Site NameSkull Hole, Mistake Creek, Forsyth Ranges
Aboriginal Place Name
Language GroupGuwa
Present State/TerritoryQLD
Colony/State/Territory at the timeQLD
Police DistrictGregory
Latitude-22.563
Longitude143.03
DateBetween 1 Jan 1877 and 31 Dec 1877
Attack TimeDawn
VictimsAboriginal People
Victim DescriptionsAboriginal
Victims Killed200
Victims Killed Notes
AttackersColonists
Attacker DescriptionsNative Police, Settler(s), Stockmen/Drover(s)
Attackers Killed0
Attackers Killed Notes
TransportFoot, Horse
MotiveReprisal
Weapons UsedSnider(s), Repeating Rifle(s)
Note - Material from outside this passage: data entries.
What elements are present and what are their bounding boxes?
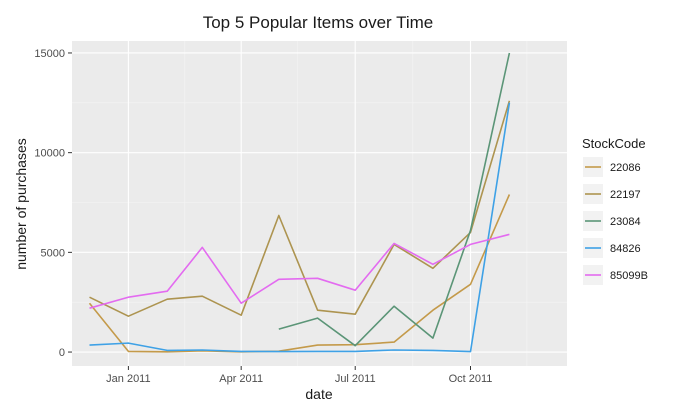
- legend-label: 23084: [610, 216, 641, 228]
- x-axis-title: date: [305, 386, 332, 402]
- x-tick-label: Oct 2011: [449, 373, 493, 385]
- x-tick-label: Jan 2011: [106, 373, 150, 385]
- legend-label: 22197: [610, 189, 641, 201]
- series-lines: [88, 52, 511, 353]
- minor-gridlines: [72, 41, 567, 366]
- x-axis-ticks: Jan 2011 Apr 2011 Jul 2011 Oct 2011: [106, 366, 492, 385]
- y-tick-label: 15000: [34, 48, 65, 60]
- x-tick-label: Jul 2011: [335, 373, 376, 385]
- y-tick-label: 10000: [34, 148, 65, 160]
- y-tick-label: 5000: [41, 247, 65, 259]
- legend-label: 84826: [610, 243, 641, 255]
- chart-title: Top 5 Popular Items over Time: [203, 13, 434, 32]
- legend-label: 85099B: [610, 270, 648, 282]
- legend-title: StockCode: [582, 136, 646, 151]
- plot-panel: [72, 41, 567, 366]
- series-line-23084: [278, 52, 511, 347]
- series-line-22197: [89, 100, 511, 318]
- legend-label: 22086: [610, 162, 641, 174]
- y-axis-ticks: 0 5000 10000 15000: [34, 48, 72, 359]
- series-line-85099B: [89, 233, 510, 309]
- legend: StockCode 22086 22197 23084 84826 85099B: [582, 136, 648, 285]
- major-gridlines: [72, 41, 567, 366]
- series-line-22086: [88, 194, 511, 353]
- series-line-84826: [89, 102, 511, 353]
- y-axis-title: number of purchases: [13, 138, 29, 270]
- x-tick-label: Apr 2011: [219, 373, 263, 385]
- y-tick-label: 0: [59, 347, 65, 359]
NarrativePFM Mackay published an account told to him by Hazelton Brock in an article published in the The Queenslander, 20 April, 1901: In 1877, George Fraser was droving 700 cattle to a new stockrun he planned to establish at Bladensburg, about 15 kilometres south of present day Winton, in Western Queensland. He led a party of about eight stockmen, including Hazelton Brock and Jack Wilkinson, a man named Bill and two 'new chums'. After one of the 'new chums' was killed by a group of Guwa warriors, Fraser buried the body and sent another stockman for help at the native police camp at Blackall. When a detachment of native police, led by sub-inspector Robert Moran arrived a week later, Fraser and his party had tracked the Guwa to a large camp site near a waterhole now known as Skull Creek and surrounded by steep cliffs at the head of Mistake Creek in the Forsyth Ranges. With the party now increased to 14 men, Fraser and Moran planned to attack the camp at dawn the following morning. The evening before the attack they tied up their horses more than a kilometre away from the campsite, climbed a hill above it and waited until dawn. With the sound of a mopoke as the signal, the 14 men surrounded the camp from above on three sides and began shooting. The Guwa scattered in all directions but most of them made for the waterhole. After many of them were shot, the native police went after the rest with their machetes and hacked many of them to death in the water. Hazelton Brock estimated that 200 Guwa were killed in the massacre. Brock 'collared' an Aboriginal boy from among the few survivors, named him Boomerang Jack and brought him up as a stockman. In 1901 he was working on Collingwood Station 50 kilometres west of Winton. In the aftermath, Brock took squatter John Arthur Macartney to the site to get some 'bones and specimens'. Brock's account of the massacre was published in The Queenslander in 1901. The Norwegian naturalist Carl Lumholtz visited the Skull Creek site in 1881 and saw 'a number of skulls'.